L’Union européenne est le principal partenaire économique de la Suisse et à ce titre, la stabilité macroéconomique et monétaire de l’Union européenne est essentielle pour la place économique et financière suisse. Par ailleurs, l’Union européenne est de loin le marché le plus important pour l’industrie suisse, orientée vers l’exportation. Grâce au dispositif des accords bilatéraux, les deux parties bénéficient de la suppression des entraves aux échanges et ces conditions favorisent le commerce et une concurrence qui stimule la compétitivité, la croissance économique et l’emploi. Les effets économiques positifs de ces accords sont aujourd’hui incontestés : depuis leur introduction, la croissance économique par habitant s’est intensifiée en Suisse.

Après les crises de 2008 et celle de l’Euro, l’Union européenne a lancé plusieurs chantiers visant à renforcer le cadre de sa gouvernance économique et celle de la zone euro (Union économique et monétaire, Union bancaire, Union des marchés de capitaux). Ces chantiers sont toujours en cours. Des réformes structurelles sont nécessaires et le développement d’une capacité de stabilisation macro-économique en cas de crise est une priorité de l’Union européenne. De tels développements ont un impact pour la Suisse et celle-ci suit attentivement l’évolution de ces projets.

Le contexte actuel lié à la pandémie du COVID-19 est un véritable défi pour les économies, ainsi que pour les échanges entre la Suisse et l’Union européenne. Précédemment, lors de la crise économique et financière de 2008, cette étroite relation avait été marquée par les effets de la hausse du cours du franc suisse, une conjoncture qui n’est pas sans effets sur l’emploi, les marges, les investissements et les charges des entreprises. Ce rapport s’était entretemps stabilisé dans le sillage d’un retour à la croissance et grâce à la remarquable résilience de l’économie suisse. A l’heure actuelle, les répercussions de la crise du COVID sur l’économie mondiale, européenne et suisse sont encore difficiles à évaluer.

Relations commerciales

Divers accords diminuent considérablement les coûts d’importation et d’exportation de marchandises et les obstacles techniques au commerce dans de nombreux secteurs industriels.
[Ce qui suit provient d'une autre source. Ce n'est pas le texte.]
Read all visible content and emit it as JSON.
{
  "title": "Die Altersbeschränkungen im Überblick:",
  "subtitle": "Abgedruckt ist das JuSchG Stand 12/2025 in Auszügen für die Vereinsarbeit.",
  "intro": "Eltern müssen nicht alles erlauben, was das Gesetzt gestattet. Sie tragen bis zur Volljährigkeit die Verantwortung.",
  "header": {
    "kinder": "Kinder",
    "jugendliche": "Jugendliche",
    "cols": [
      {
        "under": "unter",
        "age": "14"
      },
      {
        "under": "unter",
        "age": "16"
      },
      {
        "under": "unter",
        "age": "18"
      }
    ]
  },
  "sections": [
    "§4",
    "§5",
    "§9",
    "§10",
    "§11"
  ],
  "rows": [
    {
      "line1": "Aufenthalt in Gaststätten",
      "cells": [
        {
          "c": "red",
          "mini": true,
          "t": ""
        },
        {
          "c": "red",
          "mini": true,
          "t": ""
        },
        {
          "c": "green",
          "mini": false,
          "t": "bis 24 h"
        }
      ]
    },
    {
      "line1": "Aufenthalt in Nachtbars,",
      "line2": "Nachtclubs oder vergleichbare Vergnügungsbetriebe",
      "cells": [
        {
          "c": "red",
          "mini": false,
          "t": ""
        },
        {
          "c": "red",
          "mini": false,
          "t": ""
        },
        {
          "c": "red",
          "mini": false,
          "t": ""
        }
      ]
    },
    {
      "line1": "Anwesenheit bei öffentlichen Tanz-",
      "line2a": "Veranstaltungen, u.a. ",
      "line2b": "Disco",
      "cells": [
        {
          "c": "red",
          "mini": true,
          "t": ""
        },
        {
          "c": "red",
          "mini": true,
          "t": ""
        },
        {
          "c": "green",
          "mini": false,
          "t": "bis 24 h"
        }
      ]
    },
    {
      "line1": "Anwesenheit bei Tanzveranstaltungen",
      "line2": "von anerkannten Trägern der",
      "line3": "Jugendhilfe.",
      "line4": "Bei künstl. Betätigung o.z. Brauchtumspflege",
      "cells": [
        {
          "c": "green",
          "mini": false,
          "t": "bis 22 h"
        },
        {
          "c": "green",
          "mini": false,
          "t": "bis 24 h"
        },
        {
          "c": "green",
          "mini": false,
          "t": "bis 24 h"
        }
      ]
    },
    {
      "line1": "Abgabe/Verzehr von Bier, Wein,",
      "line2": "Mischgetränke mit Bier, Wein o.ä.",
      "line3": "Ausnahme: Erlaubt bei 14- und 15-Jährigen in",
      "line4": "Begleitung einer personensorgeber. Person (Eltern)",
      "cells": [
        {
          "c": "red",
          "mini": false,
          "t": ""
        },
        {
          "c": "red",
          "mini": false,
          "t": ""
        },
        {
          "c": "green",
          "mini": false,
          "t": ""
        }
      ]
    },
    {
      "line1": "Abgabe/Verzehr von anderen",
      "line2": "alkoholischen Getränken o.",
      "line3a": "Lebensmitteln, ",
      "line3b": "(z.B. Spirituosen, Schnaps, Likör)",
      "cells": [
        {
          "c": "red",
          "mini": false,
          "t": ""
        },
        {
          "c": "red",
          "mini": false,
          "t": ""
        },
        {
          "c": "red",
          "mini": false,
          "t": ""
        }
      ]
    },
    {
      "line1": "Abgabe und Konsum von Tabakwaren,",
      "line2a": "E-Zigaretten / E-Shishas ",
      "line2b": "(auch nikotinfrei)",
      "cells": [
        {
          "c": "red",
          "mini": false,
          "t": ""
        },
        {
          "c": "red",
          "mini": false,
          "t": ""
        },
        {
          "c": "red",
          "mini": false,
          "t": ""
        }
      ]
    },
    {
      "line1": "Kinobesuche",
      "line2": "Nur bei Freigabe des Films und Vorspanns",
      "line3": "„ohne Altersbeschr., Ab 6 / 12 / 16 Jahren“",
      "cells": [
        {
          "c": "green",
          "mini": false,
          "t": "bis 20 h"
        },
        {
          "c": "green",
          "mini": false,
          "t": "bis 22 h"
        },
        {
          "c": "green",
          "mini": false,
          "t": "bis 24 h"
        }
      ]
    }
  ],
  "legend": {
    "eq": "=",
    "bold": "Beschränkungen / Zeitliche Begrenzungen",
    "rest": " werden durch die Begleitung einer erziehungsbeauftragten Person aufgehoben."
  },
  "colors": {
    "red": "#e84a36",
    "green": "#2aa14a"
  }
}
En éliminant les tarifs et restrictions quantitatives sur les biens industriels, l’accord de libre-échange garantit de justes conditions d’accès mutuel aux marchés, un point d’importance puisque le volume des marchandises échangées entre la Suisse et l’UE représente une valeur de plus d’un milliard de francs suisses par jour ouvrable. Le trafic transfrontalier de marchandises est également simplifié par un accord de facilitation et de sécurité douanières, qui permet d'importer et d'exporter des marchandises entre la Suisse et l'UE sans mesures douanières de sécurité supplémentaires. En outre, un accord sur les marchés publics assure une bonne coopération dans ce domaine et garantit la non-discrimination des opérateurs économiques suisses et européens.

L’accord sur les obstacles techniques au commerce réduit les démarches administratives préalables à la mise sur le marché des produits industriels dans une vingtaine de secteurs, sur la base de l’équivalence des législations et de la reconnaissance mutuelle. Une telle harmonisation existe également dans le domaine agricole (accord couvrant p. ex. les réglementations sanitaires ou les indications géographiques). La Suisse dispose ainsi d’un accès correspondant à son niveau d’harmonisation au marché unique européen dans le commerce des marchandises. Les comités mixtes prévus par les accords existants constituent en outre une enceinte importante pour régler les problèmes d’accès au marché et d’autres questions.

Le domaine des services est principalement couvert par l’accord sur la libre-circulation des personnes (ALCP).